A Closer Look at the Language

The first poetic hint comes in that little phrase, when Pharaoh let the people go.

The verb there isn’t passive. It’s not gentle. Pharaoh didn’t “let” anyone go—he drove them out. One scholar, John Durham, suggests an even more vivid translation: Pharaoh hurled them out of his land.

The point? Pharaoh still thinks he’s in control. He hasn’t surrendered. He hasn’t learned.

Back in Exodus 3, when God first spoke to Moses, God said, “After that, Pharaoh will let you go.” That’s the passive form. That’s the version where Pharaoh participates willingly in the liberation of the Hebrews.

But here, the opposite is happening. He forces them out—not out of compassion or conviction, but because he can no longer bear the cost of keeping them.

When “Letting Go” Isn’t Really Letting Go

And this is where it gets uncomfortably close to home.

Sometimes what looks like surrender—giving in, even apologizing—isn’t surrender at all. It’s still control in disguise. We might call it passive-aggressiveness. Gaslighting. Narcissistic manipulation.

Whatever the label, it’s still about managing outcomes rather than releasing them. It’s still about bending reality to our will, even if we use softer language to mask it.

If we can’t name that difference for ourselves, we risk becoming the ones deceived by our own pretense.

God’s Freedom Is for Everyone

It’s clear in the story—God wants the liberation of the Hebrews. That’s the headline.

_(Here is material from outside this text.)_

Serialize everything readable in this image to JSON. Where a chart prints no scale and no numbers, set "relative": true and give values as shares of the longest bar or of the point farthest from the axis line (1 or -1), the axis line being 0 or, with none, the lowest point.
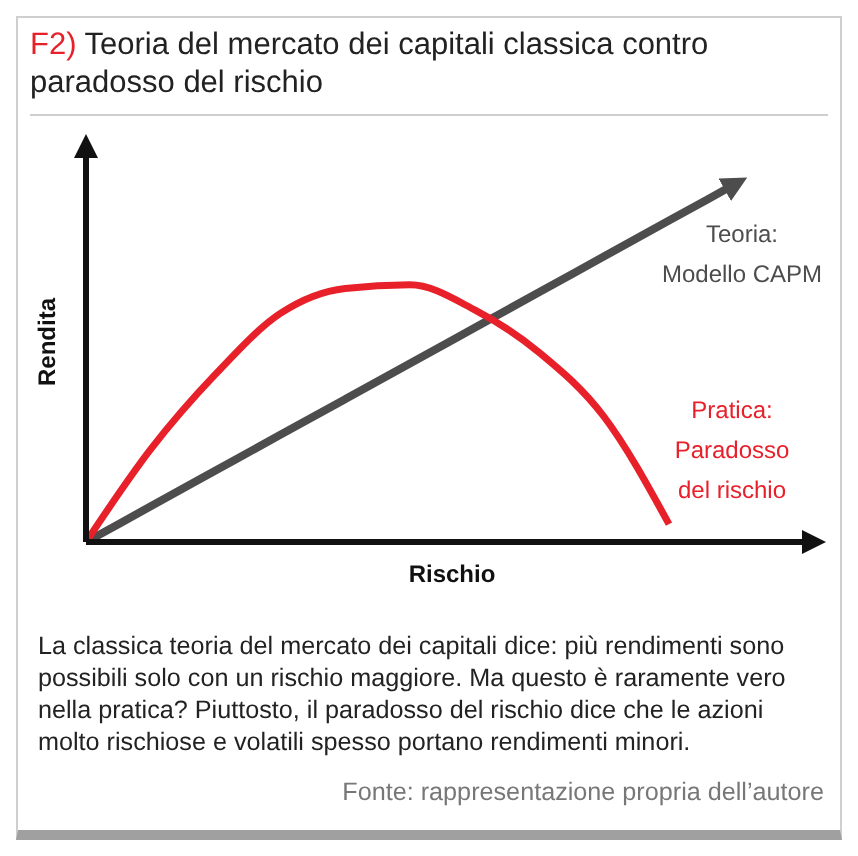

But there’s another layer here. God might have wanted Pharaoh’s freedom too. Not freedom from a political burden, but freedom from his own hardness of heart. That would have meant facing his grief honestly. Letting it teach him about what he had done.

But he wouldn’t.

And there’s something tragic—and poetic—in that.

An Invitation to Self-Examination

Maybe the real work of liberation starts here—with noticing the ways we disguise control as surrender.

Where are we still hurling people away instead of letting them go?
Where do our apologies mask a desire to keep the upper hand?
Where might grief be trying to soften us—if only we’d let it?

The Exodus story is not just about escaping Egypt.
It’s about learning the difference between holding on and letting go.
And sometimes, that journey happens not just on desert roads, but deep in the quiet corners of our own hearts.